Mt Ruapehu experiencing 'uncommon style of earthquake activity' near summit

The volacano has experienced up to six earthquakes each day over the past month.
The volacano has experienced up to six earthquakes each day over the past month. Photo credit: Getty Images (file)

The latest observation of volcanic activity shows New Zealand's largest volcano is experiencing an "uncommon style of earthquake activity" near its summit. 

GNS Science found Mt Ruapehu has experienced up to six earthquakes a day over the last month. 

Monitoring of the volcano includes seismic, acoustic, GNSS (GPS) sensors around the volcano, gas flights and sampling of the lake.  

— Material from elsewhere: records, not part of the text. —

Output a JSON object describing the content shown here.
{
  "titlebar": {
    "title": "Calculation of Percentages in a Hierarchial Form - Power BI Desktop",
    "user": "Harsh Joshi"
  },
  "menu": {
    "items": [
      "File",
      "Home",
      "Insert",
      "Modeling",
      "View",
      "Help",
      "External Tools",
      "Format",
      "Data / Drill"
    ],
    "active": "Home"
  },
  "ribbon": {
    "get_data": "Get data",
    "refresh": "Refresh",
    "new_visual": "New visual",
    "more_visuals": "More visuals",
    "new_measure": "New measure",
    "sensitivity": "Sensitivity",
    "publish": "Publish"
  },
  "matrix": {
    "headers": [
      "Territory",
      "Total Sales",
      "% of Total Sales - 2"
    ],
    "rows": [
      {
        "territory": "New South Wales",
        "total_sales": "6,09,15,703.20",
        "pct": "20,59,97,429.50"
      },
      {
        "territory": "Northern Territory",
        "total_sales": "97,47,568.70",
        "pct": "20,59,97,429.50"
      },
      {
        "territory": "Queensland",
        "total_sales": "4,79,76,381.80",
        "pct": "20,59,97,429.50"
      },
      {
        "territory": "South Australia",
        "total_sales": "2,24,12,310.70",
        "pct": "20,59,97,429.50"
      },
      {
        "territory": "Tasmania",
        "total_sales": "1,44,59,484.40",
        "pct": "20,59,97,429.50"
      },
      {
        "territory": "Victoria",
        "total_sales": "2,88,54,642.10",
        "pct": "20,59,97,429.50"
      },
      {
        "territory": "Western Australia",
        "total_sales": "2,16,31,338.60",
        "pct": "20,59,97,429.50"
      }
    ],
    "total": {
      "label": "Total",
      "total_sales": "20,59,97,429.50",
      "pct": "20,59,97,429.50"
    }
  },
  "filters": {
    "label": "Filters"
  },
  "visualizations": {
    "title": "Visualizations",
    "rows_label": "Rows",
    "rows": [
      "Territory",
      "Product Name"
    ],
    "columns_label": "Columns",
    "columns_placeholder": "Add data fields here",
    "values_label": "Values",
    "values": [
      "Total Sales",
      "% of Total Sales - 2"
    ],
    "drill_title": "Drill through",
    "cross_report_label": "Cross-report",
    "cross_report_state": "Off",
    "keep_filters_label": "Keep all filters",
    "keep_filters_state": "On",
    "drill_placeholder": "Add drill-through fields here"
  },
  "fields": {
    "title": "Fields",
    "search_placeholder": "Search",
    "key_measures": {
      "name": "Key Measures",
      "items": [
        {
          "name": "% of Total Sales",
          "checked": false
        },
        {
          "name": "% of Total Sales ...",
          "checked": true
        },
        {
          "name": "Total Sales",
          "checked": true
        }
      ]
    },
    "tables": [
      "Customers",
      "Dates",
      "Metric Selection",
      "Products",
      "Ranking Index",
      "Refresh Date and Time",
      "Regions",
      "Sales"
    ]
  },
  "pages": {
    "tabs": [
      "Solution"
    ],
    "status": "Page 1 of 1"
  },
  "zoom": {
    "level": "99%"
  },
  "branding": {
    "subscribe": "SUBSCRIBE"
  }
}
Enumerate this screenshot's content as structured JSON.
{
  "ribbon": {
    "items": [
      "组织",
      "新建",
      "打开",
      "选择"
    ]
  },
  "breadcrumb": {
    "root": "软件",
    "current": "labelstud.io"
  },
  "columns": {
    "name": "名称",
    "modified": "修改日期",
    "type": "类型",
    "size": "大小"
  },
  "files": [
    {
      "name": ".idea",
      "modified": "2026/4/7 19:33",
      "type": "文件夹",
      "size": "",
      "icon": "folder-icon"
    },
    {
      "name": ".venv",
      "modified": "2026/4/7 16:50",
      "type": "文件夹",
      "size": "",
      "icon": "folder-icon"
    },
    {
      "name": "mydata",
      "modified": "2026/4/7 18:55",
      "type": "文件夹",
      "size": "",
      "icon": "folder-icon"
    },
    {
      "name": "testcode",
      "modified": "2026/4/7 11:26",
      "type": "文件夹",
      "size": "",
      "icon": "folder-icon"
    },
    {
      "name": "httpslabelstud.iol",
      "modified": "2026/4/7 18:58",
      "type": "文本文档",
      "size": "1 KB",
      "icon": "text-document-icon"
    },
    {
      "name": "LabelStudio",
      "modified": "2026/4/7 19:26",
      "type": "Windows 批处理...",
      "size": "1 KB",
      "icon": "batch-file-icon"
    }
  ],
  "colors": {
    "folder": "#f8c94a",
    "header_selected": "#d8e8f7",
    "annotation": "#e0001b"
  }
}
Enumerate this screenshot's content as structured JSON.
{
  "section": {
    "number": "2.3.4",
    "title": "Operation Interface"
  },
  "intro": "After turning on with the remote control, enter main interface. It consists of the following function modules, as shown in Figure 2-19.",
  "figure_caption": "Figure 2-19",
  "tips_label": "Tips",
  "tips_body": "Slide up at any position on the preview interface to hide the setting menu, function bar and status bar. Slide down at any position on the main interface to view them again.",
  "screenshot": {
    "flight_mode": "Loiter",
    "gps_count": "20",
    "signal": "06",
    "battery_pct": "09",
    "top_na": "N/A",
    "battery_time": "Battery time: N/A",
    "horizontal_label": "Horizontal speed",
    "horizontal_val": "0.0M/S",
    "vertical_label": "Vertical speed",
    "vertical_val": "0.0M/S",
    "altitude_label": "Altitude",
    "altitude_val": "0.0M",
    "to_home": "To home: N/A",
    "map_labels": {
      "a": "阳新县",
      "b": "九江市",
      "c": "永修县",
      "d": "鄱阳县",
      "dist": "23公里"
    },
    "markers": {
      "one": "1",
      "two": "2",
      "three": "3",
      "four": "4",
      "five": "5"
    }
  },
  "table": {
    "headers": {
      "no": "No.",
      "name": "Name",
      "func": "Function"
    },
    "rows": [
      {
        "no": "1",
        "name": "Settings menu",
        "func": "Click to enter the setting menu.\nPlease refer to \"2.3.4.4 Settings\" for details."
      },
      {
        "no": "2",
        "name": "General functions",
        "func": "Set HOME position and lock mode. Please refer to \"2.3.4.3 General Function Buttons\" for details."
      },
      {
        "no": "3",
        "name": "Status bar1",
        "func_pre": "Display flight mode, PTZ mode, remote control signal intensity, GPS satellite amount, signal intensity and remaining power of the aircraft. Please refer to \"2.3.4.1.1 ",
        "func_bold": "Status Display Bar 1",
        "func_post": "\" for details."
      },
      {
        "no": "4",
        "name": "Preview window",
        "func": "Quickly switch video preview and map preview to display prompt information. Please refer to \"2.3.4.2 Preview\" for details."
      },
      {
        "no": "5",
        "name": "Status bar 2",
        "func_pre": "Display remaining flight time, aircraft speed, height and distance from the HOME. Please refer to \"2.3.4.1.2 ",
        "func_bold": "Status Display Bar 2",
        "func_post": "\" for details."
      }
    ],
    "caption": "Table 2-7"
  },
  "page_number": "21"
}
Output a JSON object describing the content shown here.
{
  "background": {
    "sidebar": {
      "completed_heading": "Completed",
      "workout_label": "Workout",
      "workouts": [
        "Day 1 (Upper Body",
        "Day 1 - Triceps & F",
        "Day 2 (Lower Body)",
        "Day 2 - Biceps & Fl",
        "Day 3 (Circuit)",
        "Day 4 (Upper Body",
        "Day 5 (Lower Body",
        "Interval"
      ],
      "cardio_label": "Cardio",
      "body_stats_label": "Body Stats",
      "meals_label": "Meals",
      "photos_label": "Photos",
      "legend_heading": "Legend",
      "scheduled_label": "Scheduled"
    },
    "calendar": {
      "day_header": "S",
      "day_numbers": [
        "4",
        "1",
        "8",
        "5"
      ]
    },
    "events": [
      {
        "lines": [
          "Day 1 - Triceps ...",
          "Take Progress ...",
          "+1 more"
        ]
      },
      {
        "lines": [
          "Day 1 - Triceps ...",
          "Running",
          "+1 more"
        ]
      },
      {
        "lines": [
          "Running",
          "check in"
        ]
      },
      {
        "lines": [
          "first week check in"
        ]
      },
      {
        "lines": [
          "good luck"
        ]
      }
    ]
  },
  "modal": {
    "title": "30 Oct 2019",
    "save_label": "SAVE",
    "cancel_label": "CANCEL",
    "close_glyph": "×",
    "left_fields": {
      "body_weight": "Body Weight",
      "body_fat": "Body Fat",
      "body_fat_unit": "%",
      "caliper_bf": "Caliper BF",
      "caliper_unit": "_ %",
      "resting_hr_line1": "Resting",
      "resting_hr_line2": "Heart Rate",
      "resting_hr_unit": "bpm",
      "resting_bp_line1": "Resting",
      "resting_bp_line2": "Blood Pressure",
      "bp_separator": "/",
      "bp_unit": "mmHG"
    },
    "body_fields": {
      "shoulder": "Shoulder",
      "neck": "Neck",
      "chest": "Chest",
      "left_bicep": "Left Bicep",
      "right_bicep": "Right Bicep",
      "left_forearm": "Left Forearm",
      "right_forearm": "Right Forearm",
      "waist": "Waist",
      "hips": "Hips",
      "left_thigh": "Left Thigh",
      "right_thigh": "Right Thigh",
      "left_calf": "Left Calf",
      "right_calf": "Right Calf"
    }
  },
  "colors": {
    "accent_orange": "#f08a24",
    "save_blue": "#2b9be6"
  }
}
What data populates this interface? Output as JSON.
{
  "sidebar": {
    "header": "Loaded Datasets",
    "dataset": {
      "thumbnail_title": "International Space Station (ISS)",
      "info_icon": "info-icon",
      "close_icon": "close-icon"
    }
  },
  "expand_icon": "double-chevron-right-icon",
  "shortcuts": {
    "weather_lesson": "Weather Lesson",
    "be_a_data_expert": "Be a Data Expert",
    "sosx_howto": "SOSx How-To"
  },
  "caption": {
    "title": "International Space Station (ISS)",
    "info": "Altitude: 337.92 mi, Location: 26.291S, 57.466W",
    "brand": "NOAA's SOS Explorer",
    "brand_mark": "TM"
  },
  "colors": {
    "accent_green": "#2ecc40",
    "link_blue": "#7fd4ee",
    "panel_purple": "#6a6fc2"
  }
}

"In addition to a recent drop in lake temperature, in recent weeks Ruapehu has experienced some minor earthquake activity," GNS Science shared on Tuesday. 

GNS Science said re-examination of seismic data has revealed the earthquakes commenced at least as early as mid-February. 

"The earthquakes are small and were initially difficult to identify without careful examination of the data as they are uncommon at Ruapehu and only the larger examples are detected by our automatic systems," it said.

"Over the last month, we have seen a maximum of six of these earthquakes a day, and on many days none at all. 

"Mt Ruapehu is an active volcano and has the potential to erupt with little or no warning when in a state of minor volcanic unrest."

Observations found the earthquakes consist of 10 minutes of ground shaking. 

"While we are able to determine a location for some of the larger examples, the small size and style of the activity means our locations, especially depth, are quite uncertain." 

However, it speculated that they originate "near the summit area of the volcano within a few kilometres' depth beneath the surface". 

According to GNS Science, the earthquakes are "quite different in appearance" compared to volcanic tremors traditionally seen at Ruapehu. 

"While the earthquakes represent something new at Ruapehu, and we are working on understanding the details of the processes driving them, they are not thought to pose any concerns for eruptive activity." 

The Volcanic Alert Level remains at 1, and Aviation Colour Code at Green. 

Volcanic Alert Level 1 indicates the primary hazards are those expected during volcanic unrest: steam discharge, volcanic gas, earthquakes, landslides, and hydrothermal activity. 

"While Volcanic Alert Level 1 is mostly associated with environmental hazards, potential for eruption hazards also exists and eruptions can still occur with little or no warning." 

GNS Science and its National Geohazards Monitoring Centre are closely monitoring the volcano for further changes.